In filings this week, the company asked the court to bar Burnsville Coin from selling coins in counterfeit PCGS holders; to order Skog to turn over all counterfeit coins and holders for destruction; and to turn over all profits his company made by selling any coins in counterfeit PCGS holders. The company also seeks $11,772 in legal costs.
Stephen Mayer, chief operating officer for Collectors Universe, said in court filings this week that the damages are hard to calculate.
"In correspondence with Mr. Webber, defendants [Burnsville Coin] stated that they sold 400-500 coins per month. We cannot, at this time, determine how many of those coins were Chinese counterfeits, but suspect there were numerous sales such as those to Mr. Webber," Mayer said. He said he's received several phone calls from people who claim that Skog sold them counterfeit coins in PCGS holders.
In an e-mail Thursday, Skog wrote that a hearing is pending in California "in which we plan to plead 'Not Guilty' and we have requested a change in venue. We have been in business for over 35 years and sold nearly 5,000 coins last year alone! There is a question on two of them. That should say something!"

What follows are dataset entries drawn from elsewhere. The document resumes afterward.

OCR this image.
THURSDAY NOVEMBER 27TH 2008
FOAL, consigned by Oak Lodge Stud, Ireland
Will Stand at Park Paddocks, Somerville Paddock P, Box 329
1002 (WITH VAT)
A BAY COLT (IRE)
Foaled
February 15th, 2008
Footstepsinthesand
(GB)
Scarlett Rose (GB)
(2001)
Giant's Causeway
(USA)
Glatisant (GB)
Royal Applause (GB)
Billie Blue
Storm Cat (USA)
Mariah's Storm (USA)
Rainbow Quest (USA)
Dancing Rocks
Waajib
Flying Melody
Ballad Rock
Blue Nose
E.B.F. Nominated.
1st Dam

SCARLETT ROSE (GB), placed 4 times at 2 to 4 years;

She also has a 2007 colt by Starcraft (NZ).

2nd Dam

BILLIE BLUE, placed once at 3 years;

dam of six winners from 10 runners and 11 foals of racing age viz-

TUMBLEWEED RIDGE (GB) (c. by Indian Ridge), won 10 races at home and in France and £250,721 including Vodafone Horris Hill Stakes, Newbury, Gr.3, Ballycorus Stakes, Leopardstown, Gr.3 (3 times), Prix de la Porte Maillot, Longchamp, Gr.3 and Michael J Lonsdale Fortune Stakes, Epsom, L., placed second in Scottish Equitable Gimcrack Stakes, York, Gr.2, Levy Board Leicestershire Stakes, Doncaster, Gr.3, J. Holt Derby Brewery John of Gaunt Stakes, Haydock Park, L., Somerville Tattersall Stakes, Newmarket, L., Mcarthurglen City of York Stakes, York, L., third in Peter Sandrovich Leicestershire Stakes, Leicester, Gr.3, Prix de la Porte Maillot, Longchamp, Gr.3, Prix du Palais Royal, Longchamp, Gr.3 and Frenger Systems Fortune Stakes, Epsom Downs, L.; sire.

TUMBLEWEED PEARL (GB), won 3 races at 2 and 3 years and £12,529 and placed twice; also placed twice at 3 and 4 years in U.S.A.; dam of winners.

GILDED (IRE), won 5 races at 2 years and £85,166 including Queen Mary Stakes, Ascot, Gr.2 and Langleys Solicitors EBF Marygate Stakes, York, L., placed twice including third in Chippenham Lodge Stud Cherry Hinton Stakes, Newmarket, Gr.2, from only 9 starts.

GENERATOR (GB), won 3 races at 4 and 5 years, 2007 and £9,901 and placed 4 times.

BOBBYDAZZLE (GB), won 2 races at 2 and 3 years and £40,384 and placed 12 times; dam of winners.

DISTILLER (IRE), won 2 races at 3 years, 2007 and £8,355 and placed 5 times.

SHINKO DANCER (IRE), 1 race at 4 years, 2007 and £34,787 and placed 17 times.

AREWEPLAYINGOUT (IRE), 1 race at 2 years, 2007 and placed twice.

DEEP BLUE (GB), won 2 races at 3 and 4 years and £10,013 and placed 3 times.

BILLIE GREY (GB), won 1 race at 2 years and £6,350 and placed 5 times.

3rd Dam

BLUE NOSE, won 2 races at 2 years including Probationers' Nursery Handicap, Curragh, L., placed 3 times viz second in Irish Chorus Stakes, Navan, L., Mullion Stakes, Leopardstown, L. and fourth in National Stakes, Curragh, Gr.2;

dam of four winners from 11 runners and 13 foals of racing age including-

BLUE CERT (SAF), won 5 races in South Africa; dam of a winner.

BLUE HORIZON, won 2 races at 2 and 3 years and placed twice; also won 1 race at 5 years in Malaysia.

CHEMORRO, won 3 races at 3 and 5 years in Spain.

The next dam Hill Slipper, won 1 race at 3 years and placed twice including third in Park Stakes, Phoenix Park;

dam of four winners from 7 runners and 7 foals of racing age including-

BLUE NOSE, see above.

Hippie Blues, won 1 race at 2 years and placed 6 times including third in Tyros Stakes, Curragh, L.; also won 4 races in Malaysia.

In an earlier e-mail, Skog claimed that both of the coins he sold Webber had been graded and certified by PCGS.
"They were never returned to us for refund or exchange," he wrote. "We did not tamper with the coins and PCGS guarantees their work. That is why the coins are certified in the first place!"
Webber insists that Skog knew the coins were fakes because PCGS denies that he ever sent the coins in for certification. That infuriates Webber, who is vice president of his local coin club.
"Most people would be tickled to just get their money back. And he would be glad to give me my money back, I'm sure, for me to go away. But he needs to be put out of business," Webber said.
"Say they sell to your father some fake coins in fake holders and he just puts them in a safety deposit box. And when he dies, you carry them off to get them sold. They'll say, 'These coins aren't worth a dollar.'"
Armen Vartian, an attorney for Collectors Universe, said counterfeit coins and holders from China are becoming more common. Five years ago, he said, they would be easily detected by numismatists, but no more.
Webber agreed. In a test, he passed the silver dollars that he bought from Burnsville Coin around to 20 members of his coin club. Just five concluded correctly that they were fakes, he said.
Collectors Universe suspects that Skog has coins made to order in China, complete with specific dates and mint marks, Vartian said.
Webber said he filed a complaint with the Minnesota attorney general's office and was told that when it started doing research on Skog, investigators learned that he was in China, "looking for certain dimes."
The attorney general's office declined to comment, citing restrictions of the Minnesota Government Data Practices Act.